According to former Madrid right-back Carlos Secretario, who trod the same path to Santiago Bernabeu in 1996 but returned to Porto just 18 months later, both clubs are the winners. "I read that Gerard Pique said defenders should be properly valued. Therefore, Danilo is worth every penny Real Madrid paid for him. We’re talking of a 23-year-old who has the potential to improve even more and is a regular fixture with the Brazil national team. I think Porto did great business, but so did Madrid,” maintained the 44-year-old.

The €31.5m originally quoted as being paid for the player was assumed to be the going rate for someone who has all the attributes to become a world class footballer, yet the news that the fee will now be just short of €40m has certainly raised a few eyebrows.
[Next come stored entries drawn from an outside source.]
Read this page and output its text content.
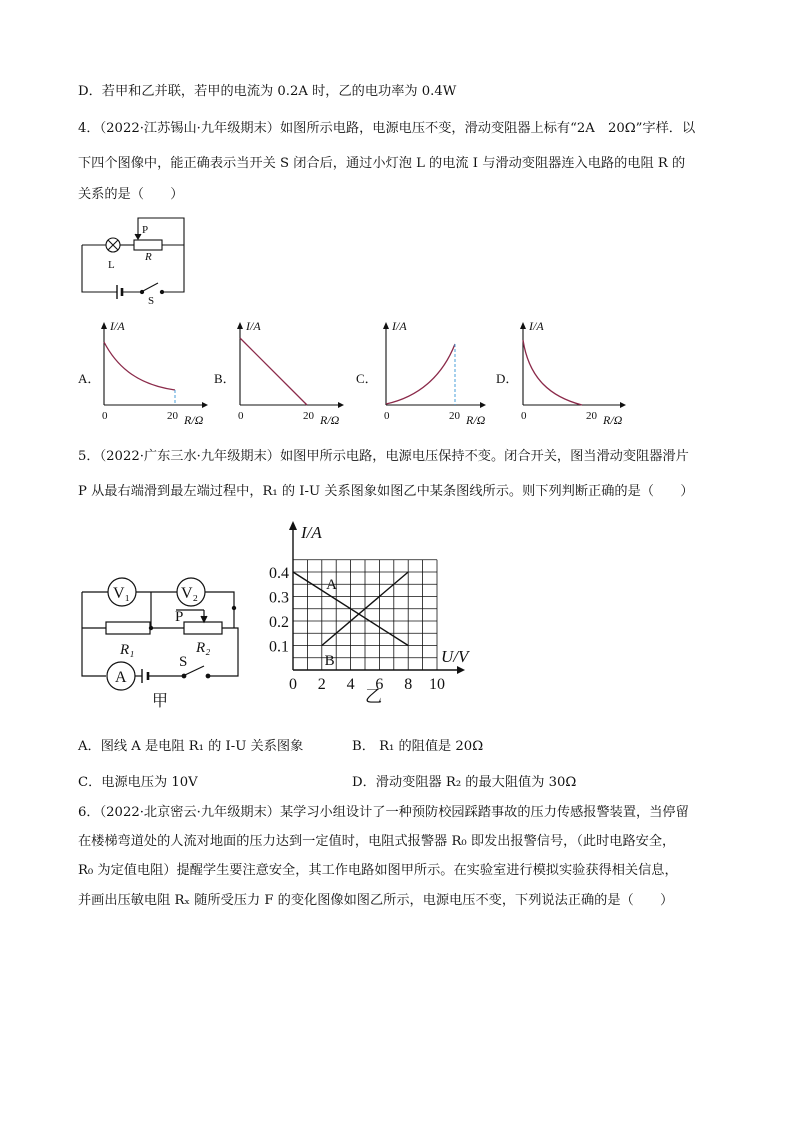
D．若甲和乙并联，若甲的电流为 0.2A 时，乙的电功率为 0.4W
4．（2022·江苏锡山·九年级期末）如图所示电路，电源电压不变，滑动变阻器上标有“2A　20Ω”字样．以
下四个图像中，能正确表示当开关 S 闭合后，通过小灯泡 L 的电流 I 与滑动变阻器连入电路的电阻 R 的
关系的是（　　）
L
P
R
S
A．
I/A
R/Ω
0	20
B．
I/A
R/Ω
0	20
C．
I/A
R/Ω
0	20
D．
I/A
R/Ω
0	20
5．（2022·广东三水·九年级期末）如图甲所示电路，电源电压保持不变。闭合开关，图当滑动变阻器滑片
P 从最右端滑到最左端过程中，R₁ 的 I-U 关系图象如图乙中某条图线所示。则下列判断正确的是（　　）
V₁	V₂
P
R₁	R₂
A
S
甲
I/A
U/V
0 2 4 6 8 10
0.1
0.2
0.3
0.4
A
B
乙
A．图线 A 是电阻 R₁ 的 I-U 关系图象	B． R₁ 的阻值是 20Ω
C．电源电压为 10V	D．滑动变阻器 R₂ 的最大阻值为 30Ω
6．（2022·北京密云·九年级期末）某学习小组设计了一种预防校园踩踏事故的压力传感报警装置，当停留
在楼梯弯道处的人流对地面的压力达到一定值时，电阻式报警器 R₀ 即发出报警信号，（此时电路安全，
R₀ 为定值电阻）提醒学生要注意安全，其工作电路如图甲所示。在实验室进行模拟实验获得相关信息，
并画出压敏电阻 Rₓ 随所受压力 F 的变化图像如图乙所示，电源电压不变，下列说法正确的是（　　）
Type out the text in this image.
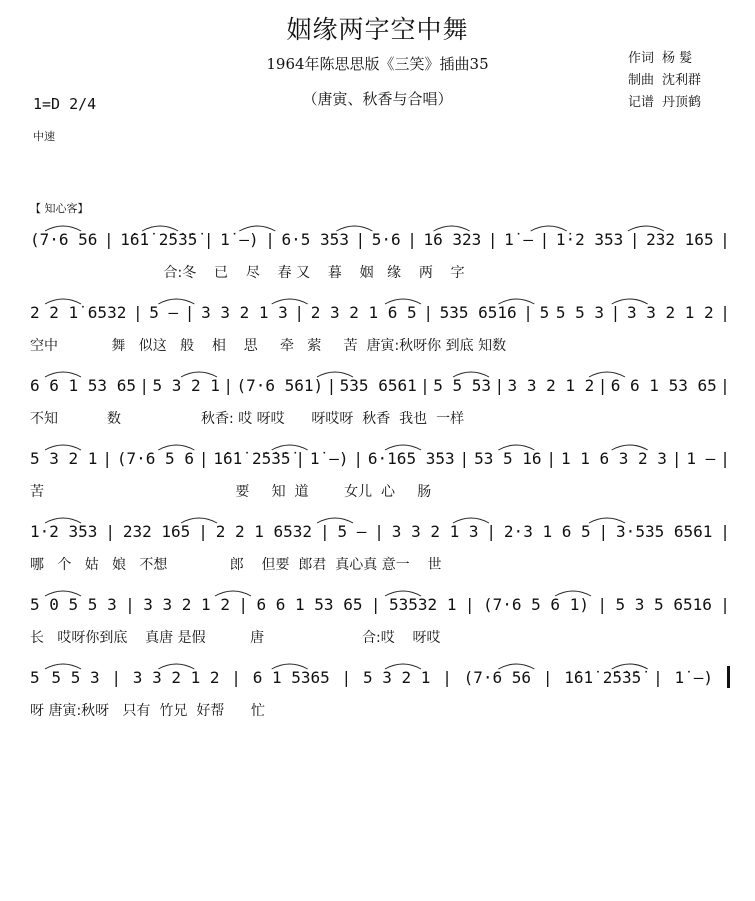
姻缘两字空中舞
1964年陈思思版《三笑》插曲35
（唐寅、秋香与合唱）
作词 杨 髮
制曲 沈利群
记谱 丹顶鹤
1=D 2/4
中速
【 知心客】
(7·6 56 | 1̇6̇1̇ 2̇5̇3̇5̇ | 1̇ –) | 6·5 353 | 5·6 | 16 323 | 1̇ – | 1̇·2 353 | 232 165 |
合:冬    已    尽    春 又    暮    姻   缘    两    字
2 2 1̇ 6532 | 5 – | 3 3 2 1 3 | 2 3 2 1 6 5 | 535 6516 | 5 5 5 3 | 3 3 2 1 2 |
空中            舞   似这   般    相    思     牵   萦     苦  唐寅:秋呀你 到底 知数
6 6 1 53 65 | 5 3 2 1 | (7·6 561) | 535 6561 | 5 5 53 | 3 3 2 1 2 | 6 6 1 53 65 |
不知           数                  秋香: 哎 呀哎      呀哎呀  秋香  我也  一样
5 3 2 1 | (7·6 5 6 | 1̇6̇1̇ 2̇5̇3̇5̇ | 1̇ –) | 6·165 353 | 53 5 16 | 1 1 6 3 2 3 | 1 – |
苦                                           要     知  道        女儿  心     肠
1·2 353 | 232 165 | 2 2 1 6532 | 5 – | 3 3 2 1 3 | 2·3 1 6 5 | 3·535 6561 |
哪   个   姑   娘   不想              郎    但要  郎君  真心真 意一    世
5 0 5 5 3 | 3 3 2 1 2 | 6 6 1 53 65 | 53532 1 | (7·6 5 6 1) | 5 3 5 6516 |
长   哎呀你到底    真唐 是假          唐                      合:哎    呀哎
5 5 5 3 | 3 3 2 1 2 | 6 1 5365 | 5 3 2 1 | (7·6 56 | 1̇6̇1̇ 2̇5̇3̇5̇ | 1̇ –)
呀 唐寅:秋呀   只有  竹兄  好帮      忙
Portuguese publication O Jogo reports that the 23-year-old’s former club Santos will receive €1.8m, which is 10% of the €18m difference between what Porto paid for him in 2011 and the €31.5m Madrid will shell out – a clause written into the agreement when Danilo signed.

Madrid will also have to pay €4m in commission to three representatives [or intermediaries as they are now known] who mediated on their behalf, while 5% of the €31.5m is added as the cost of the player’s development. The latter figure is to be spread between Porto, Santos and America Mineiro, where Danilo began his career, although the Portuguese club have waived their percentage.

There is also a €500,000 insurance fee in case he is injured between now and the end of the season, with his club having reached the quarter-finals of the Champions League and still needing to play eight more League games.

Assuming the wage Danilo will receive at the Bernabeu is more than was allegedly offered by Barcelona, who were also desperate to secure his signature, Madrid on the face of it have paid a fortune for a player who has only shone since Julen Lopetegui took over the reins at the Estadio do Dragao last Summer. The avalanche of praise since heaped on Porto President Pinto da Costa by the country’s Press for conducting the sale appears to confirm this.

Added to that, Danilo is out of contract in June 2016 and could have been signed at zero cost from next January, echoing the case of Toni Kroos when Madrid negotiated his move from Bayern Munich after he had just become a world champion.

Barca were understood to have proposed paying Porto €25m for Danilo plus a discount on the purchase option of Cristian Tello, who is on a two-year loan there from the Catalans.  However, the player plumped for Madrid as La Blaugrana’s transfer ban would have meant him sitting out Porto’s Champions League group games in the first part of next season in order to be registered for the competition with Luis Enrique’s team in January 2016, when the ban is lifted.

The Dragons are no strangers to this type of deal and have been obliged to sell players season after season in order to survive, with an incredible €715m – including Danilo’s transfer – entering their coffers since winning the Champions League under Jose Mourinho in 2004. Not for nothing have they earned the reputation as the football factory for some of Europe’s top clubs, although much of the money received has gone to third party owners and agents.

Whoever is the main beneficiary of the Danilo-Real Madrid arrangement only time will tell, as in all major transfers between big clubs. Even so, one cannot help get the feeling that the cost of a player that will have to dislodge Spain right-back Dani Carvajal from Carlo Ancelotti’s starting line-up is one that may have been over-inflated.